Agency drops Youth Aliyah

JERUSALEM — In a desperate effort to save money, the Jewish Agency for Israel's governing board has decided to transfer its flagship Youth Aliyah operations to the Israeli government.

The move was part of a radical reform plan approved by the agency's board of governors last week. The plan aims to cut the Jewish Agency's budget by $500 million in the next five years.

The cuts are expected to halt the agency's spiraling deficits and "save" the organization from "having to close its doors" by 1997, said agency chairman Avraham Burg.

Deciding to sever the historic ties between the agency and Youth Aliyah "brought many members of the executive to tears," said Shoshana Cardin, chairman of the United Israel Appeal.

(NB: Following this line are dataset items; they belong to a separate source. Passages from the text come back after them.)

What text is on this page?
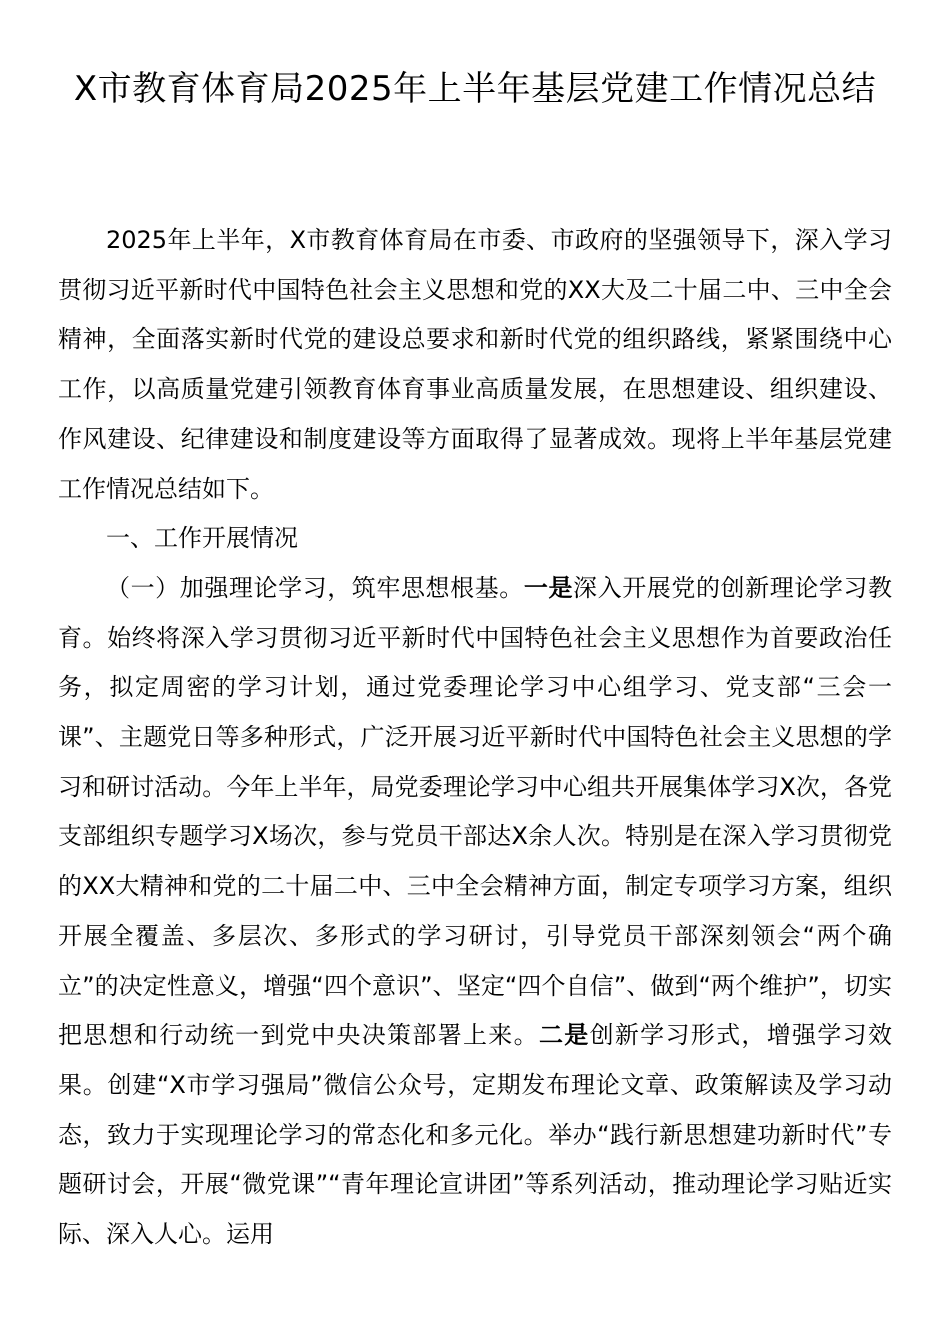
X市教育体育局2025年上半年基层党建工作情况总结

2025年上半年，X市教育体育局在市委、市政府的坚强领导下，深入学习贯彻习近平新时代中国特色社会主义思想和党的XX大及二十届二中、三中全会精神，全面落实新时代党的建设总要求和新时代党的组织路线，紧紧围绕中心工作，以高质量党建引领教育体育事业高质量发展，在思想建设、组织建设、作风建设、纪律建设和制度建设等方面取得了显著成效。现将上半年基层党建工作情况总结如下。

一、工作开展情况

（一）加强理论学习，筑牢思想根基。一是深入开展党的创新理论学习教育。始终将深入学习贯彻习近平新时代中国特色社会主义思想作为首要政治任务，拟定周密的学习计划，通过党委理论学习中心组学习、党支部“三会一课”、主题党日等多种形式，广泛开展习近平新时代中国特色社会主义思想的学习和研讨活动。今年上半年，局党委理论学习中心组共开展集体学习X次，各党支部组织专题学习X场次，参与党员干部达X余人次。特别是在深入学习贯彻党的XX大精神和党的二十届二中、三中全会精神方面，制定专项学习方案，组织开展全覆盖、多层次、多形式的学习研讨，引导党员干部深刻领会“两个确立”的决定性意义，增强“四个意识”、坚定“四个自信”、做到“两个维护”，切实把思想和行动统一到党中央决策部署上来。二是创新学习形式，增强学习效果。创建“X市学习强局”微信公众号，定期发布理论文章、政策解读及学习动态，致力于实现理论学习的常态化和多元化。举办“践行新思想建功新时代”专题研讨会，开展“微党课”“青年理论宣讲团”等系列活动，推动理论学习贴近实际、深入人心。运用
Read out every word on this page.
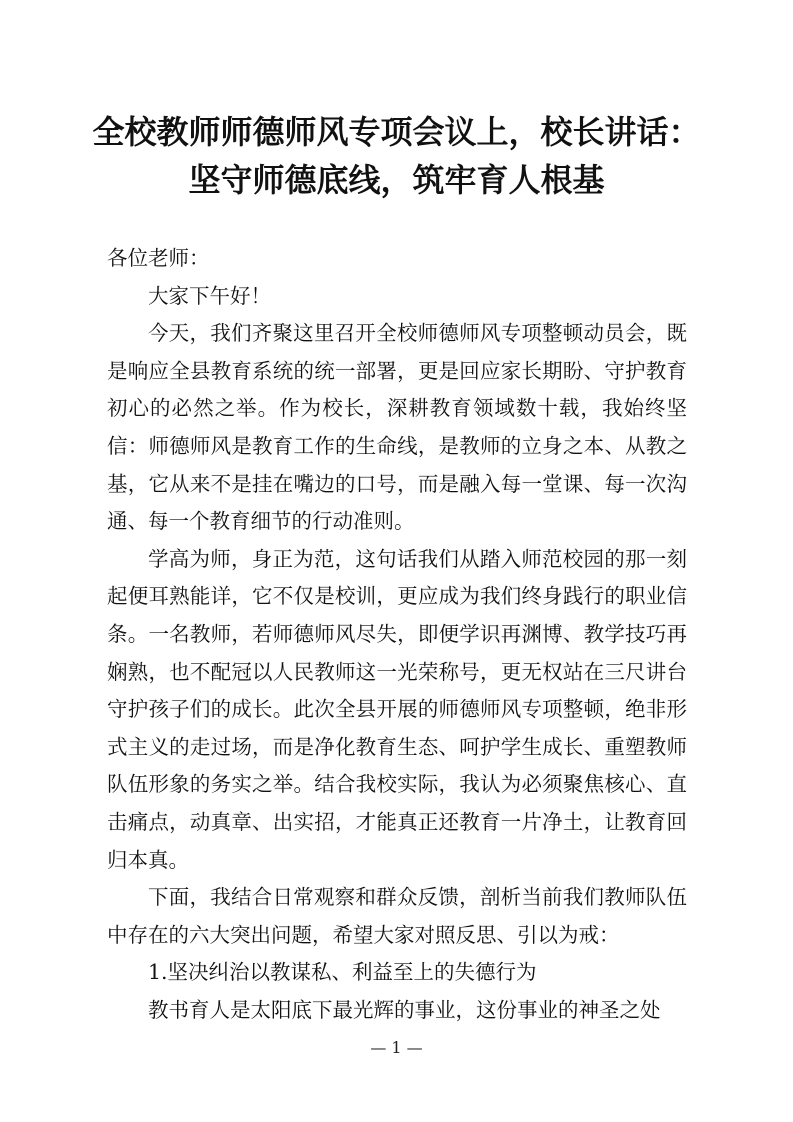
全校教师师德师风专项会议上，校长讲话：
坚守师德底线，筑牢育人根基

各位老师：

大家下午好！

今天，我们齐聚这里召开全校师德师风专项整顿动员会，既是响应全县教育系统的统一部署，更是回应家长期盼、守护教育初心的必然之举。作为校长，深耕教育领域数十载，我始终坚信：师德师风是教育工作的生命线，是教师的立身之本、从教之基，它从来不是挂在嘴边的口号，而是融入每一堂课、每一次沟通、每一个教育细节的行动准则。

学高为师，身正为范，这句话我们从踏入师范校园的那一刻起便耳熟能详，它不仅是校训，更应成为我们终身践行的职业信条。一名教师，若师德师风尽失，即便学识再渊博、教学技巧再娴熟，也不配冠以人民教师这一光荣称号，更无权站在三尺讲台守护孩子们的成长。此次全县开展的师德师风专项整顿，绝非形式主义的走过场，而是净化教育生态、呵护学生成长、重塑教师队伍形象的务实之举。结合我校实际，我认为必须聚焦核心、直击痛点，动真章、出实招，才能真正还教育一片净土，让教育回归本真。

下面，我结合日常观察和群众反馈，剖析当前我们教师队伍中存在的六大突出问题，希望大家对照反思、引以为戒：

1.坚决纠治以教谋私、利益至上的失德行为

教书育人是太阳底下最光辉的事业，这份事业的神圣之处

— 1 —
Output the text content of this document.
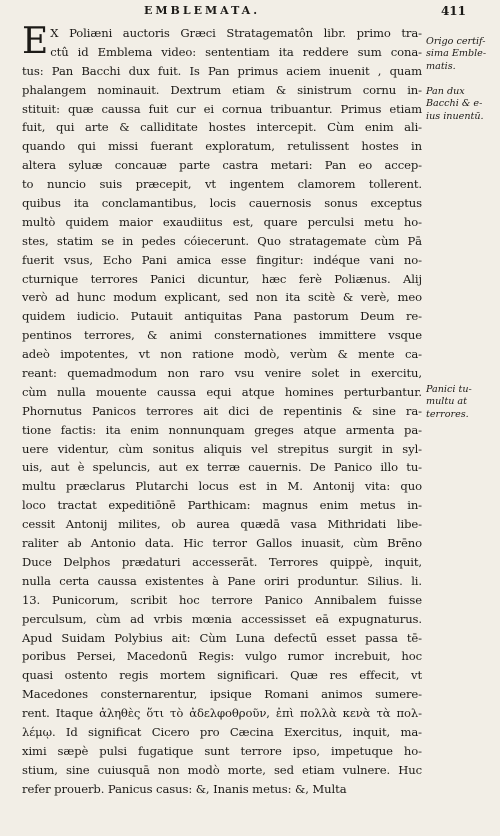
EMBLEMATA.	411
E X Poliæni auctoris Græci Stratagematôn libr. primo tra-
ctû id Emblema video: sententiam ita reddere sum cona-
tus: Pan Bacchi dux fuit. Is Pan primus aciem inuenit , quam
phalangem nominauit. Dextrum etiam & sinistrum cornu in-
stituit: quæ caussa fuit cur ei cornua tribuantur. Primus etiam
fuit, qui arte & calliditate hostes intercepit. Cùm enim ali-
quando qui missi fuerant exploratum, retulissent hostes in
altera syluæ concauæ parte castra metari: Pan eo accep-
to nuncio suis præcepit, vt ingentem clamorem tollerent.
quibus ita conclamantibus, locis cauernosis sonus exceptus
multò quidem maior exaudiitus est, quare perculsi metu ho-
stes, statim se in pedes cóiecerunt. Quo stratagemate cùm Pā
fuerit vsus, Echo Pani amica esse fingitur: indéque vani no-
cturnique terrores Panici dicuntur, hæc ferè Poliænus. Alij
verò ad hunc modum explicant, sed non ita scitè & verè, meo
quidem iudicio. Putauit antiquitas Pana pastorum Deum re-
pentinos terrores, & animi consternationes immittere vsque
adeò impotentes, vt non ratione modò, verùm & mente ca-
reant: quemadmodum non raro vsu venire solet in exercitu,
cùm nulla mouente caussa equi atque homines perturbantur.
Phornutus Panicos terrores ait dici de repentinis & sine ra-
tione factis: ita enim nonnunquam greges atque armenta pa-
uere videntur, cùm sonitus aliquis vel strepitus surgit in syl-
uis, aut è speluncis, aut ex terræ cauernis. De Panico illo tu-
multu præclarus Plutarchi locus est in M. Antonij vita: quo
loco tractat expeditiōnē Parthicam: magnus enim metus in-
cessit Antonij milites, ob aurea quædā vasa Mithridati libe-
raliter ab Antonio data. Hic terror Gallos inuasit, cùm Brēno
Duce Delphos prædaturi accesserāt. Terrores quippè, inquit,
nulla certa caussa existentes à Pane oriri produntur. Silius. li.
13. Punicorum, scribit hoc terrore Panico Annibalem fuisse
perculsum, cùm ad vrbis mœnia accessisset eā expugnaturus.
Apud Suidam Polybius ait: Cùm Luna defectū esset passa tē-
poribus Persei, Macedonū Regis: vulgo rumor increbuit, hoc
quasi ostento regis mortem significari. Quæ res effecit, vt
Macedones consternarentur, ipsique Romani animos sumere-
rent. Itaque ἀληθὲς ὅτι τὸ ἀδελφοθροῦν, ἐπὶ πολλὰ κενὰ τὰ πολ-
λέμῳ. Id significat Cicero pro Cæcina Exercitus, inquit, ma-
ximi sæpè pulsi fugatique sunt terrore ipso, impetuque ho-
stium, sine cuiusquā non modò morte, sed etiam vulnere. Huc
refer prouerb. Panicus casus: &, Inanis metus: &, Multa
Origo certif-
sima Emble-
matis.
Pan dux
Bacchi & e-
ius inuentū.
Panici tu-
multu at
terrores.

The UIA is the conduit for funds from the United Jewish Appeal-federation campaign to the Jewish Agency, which totals about $200 million yearly.

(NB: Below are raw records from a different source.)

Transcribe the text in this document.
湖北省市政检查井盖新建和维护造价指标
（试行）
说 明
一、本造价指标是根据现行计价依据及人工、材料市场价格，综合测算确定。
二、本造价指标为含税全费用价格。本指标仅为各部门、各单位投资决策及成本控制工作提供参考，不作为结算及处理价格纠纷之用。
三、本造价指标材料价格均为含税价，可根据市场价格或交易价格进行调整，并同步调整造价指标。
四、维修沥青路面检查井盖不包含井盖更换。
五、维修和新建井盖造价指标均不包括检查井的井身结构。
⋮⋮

The programs include residential villages for immigrants, needy Israelis and youths visiting from abroad, primarily the former Soviet Union.

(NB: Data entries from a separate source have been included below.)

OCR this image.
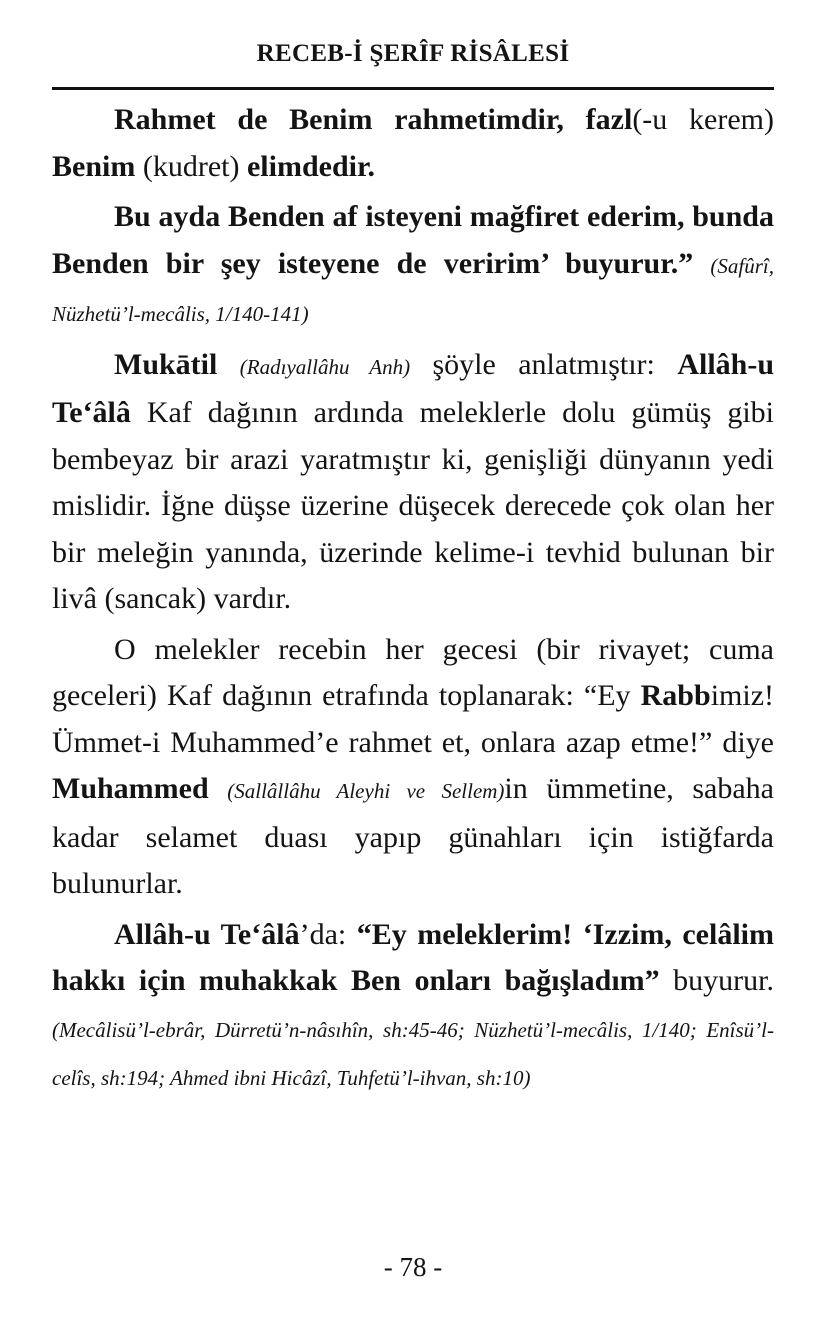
RECEB-İ ŞERÎF RİSÂLESİ

Rahmet de Benim rahmetimdir, fazl(-u kerem) Benim (kudret) elimdedir.

Bu ayda Benden af isteyeni mağfiret ederim, bunda Benden bir şey isteyene de veririm’ buyurur.” (Safûrî, Nüzhetü’l-mecâlis, 1/140-141)

Mukātil (Radıyallâhu Anh) şöyle anlatmıştır: Allâh-u Te‘âlâ Kaf dağının ardında meleklerle dolu gümüş gibi bembeyaz bir arazi yaratmıştır ki, genişliği dünyanın yedi mislidir. İğne düşse üzerine düşecek derecede çok olan her bir meleğin yanında, üzerinde kelime-i tevhid bulunan bir livâ (sancak) vardır.

O melekler recebin her gecesi (bir rivayet; cuma geceleri) Kaf dağının etrafında toplanarak: “Ey Rabbimiz! Ümmet-i Muhammed’e rahmet et, onlara azap etme!” diye Muhammed (Sallâllâhu Aleyhi ve Sellem)in ümmetine, sabaha kadar selamet duası yapıp günahları için istiğfarda bulunurlar.

Allâh-u Te‘âlâ’da: “Ey meleklerim! ‘Izzim, celâlim hakkı için muhakkak Ben onları bağışladım” buyurur. (Mecâlisü’l-ebrâr, Dürretü’n-nâsıhîn, sh:45-46; Nüzhetü’l-mecâlis, 1/140; Enîsü’l-celîs, sh:194; Ahmed ibni Hicâzî, Tuhfetü’l-ihvan, sh:10)

- 78 -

The plan to shift responsibility for Youth Aliyah to the government was hammered out after negotiations with the late Prime Minister Yitzhak Rabin, Finance Minister Avraham Shohat and Absorption Minister Yair Tsaban.

The transfer is scheduled to begin at the start of the next school year and will save the agency $60 million annually.

Burg hailed the agreement as a "historic revolution — the beginning of the desired reform and the agency's adaptation to the changing state of diaspora Jewry."

The agency, meanwhile, will assume total responsibility — now shared with the government — for aid to immigrants for higher education, costing it an additional $45 million.